Don Edwards of Green Line Tactical demonstrates his rifle lubrication method. It’s quick and easy to keep your AR-15 running smoothly on the range—and anywhere you might need it.
WHAT TYPE OF OIL?
The inside of a rifle gets extremely hot when fired repeatedly, and a lot of carbon is blowing in there, so use the right type of oil—one that’s made for rifles. Several thin teflon- or silicon-based lubricants are on the market and are designed more for rust protection on the outside. They will burn off, blow away, and not last very long. Keep a bottle of high-quality rifle lube on hand as part of your defensive gear.
RIFLE LUBRICATION, CLEANING, OR BOTH?
If you clean your AR-15 but don’t lubricate it, it won’t run very well. After about one magazine of ammo, it will start getting sluggish and loaded with carbon. If you leave it dirty but keep it lubed with high-quality lube, it will run for a very long time.

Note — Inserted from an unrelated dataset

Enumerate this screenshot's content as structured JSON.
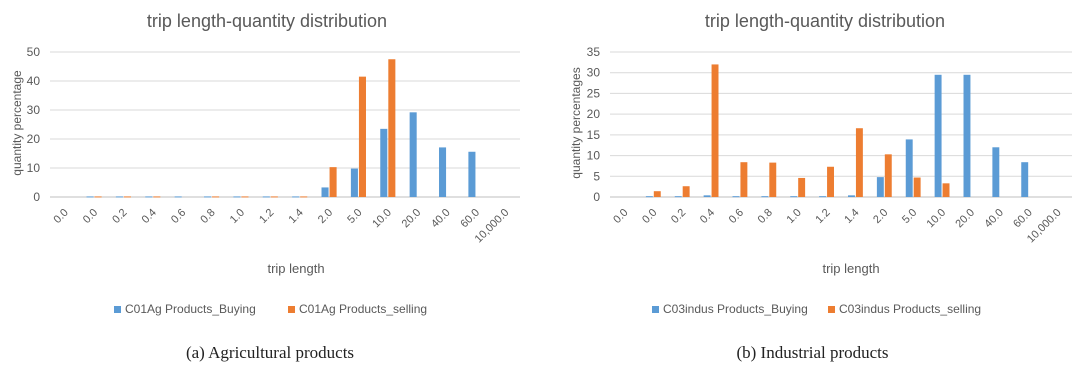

DON’S RIFLE LUBRICATION PROCEDURE
1. Move the bolt forward.
2. Find the two small holes that are in the side of the bolt carrier and put a drop or two of oil inside each hole.
3. Using the thumb, pull back on the charging handle just enough to expose the locking lugs and put a couple drops of oil on them.
4. Turn the rifle on its side, exposing the magazine well. Do the same thing with the thumb, hold it open, and put a couple drops of oil on the locking lugs from this angle.
5. Also put two drops on the bottom shiny friction surface of the bolt carrier itself.
6. Turn the rifle right-side up, lock the bolt to the rear, and leave the charging handle open. Put two drops there on the charging handle and smear them around with your finger. That will keep the charging handle slick too.
7. Work the oil in by moving the charging handle back and forth a few times.
That’s all you need to do to take a rifle that’s acting sluggish on the range during rifle training or practice and get it back in the game.
Be careful how much oil you put on your rifle. If you overlube it, though it doesn’t hurt the rifle, the oil will fly up into your face during a string of fire and you’ll need to stop and clean your glasses before continuing.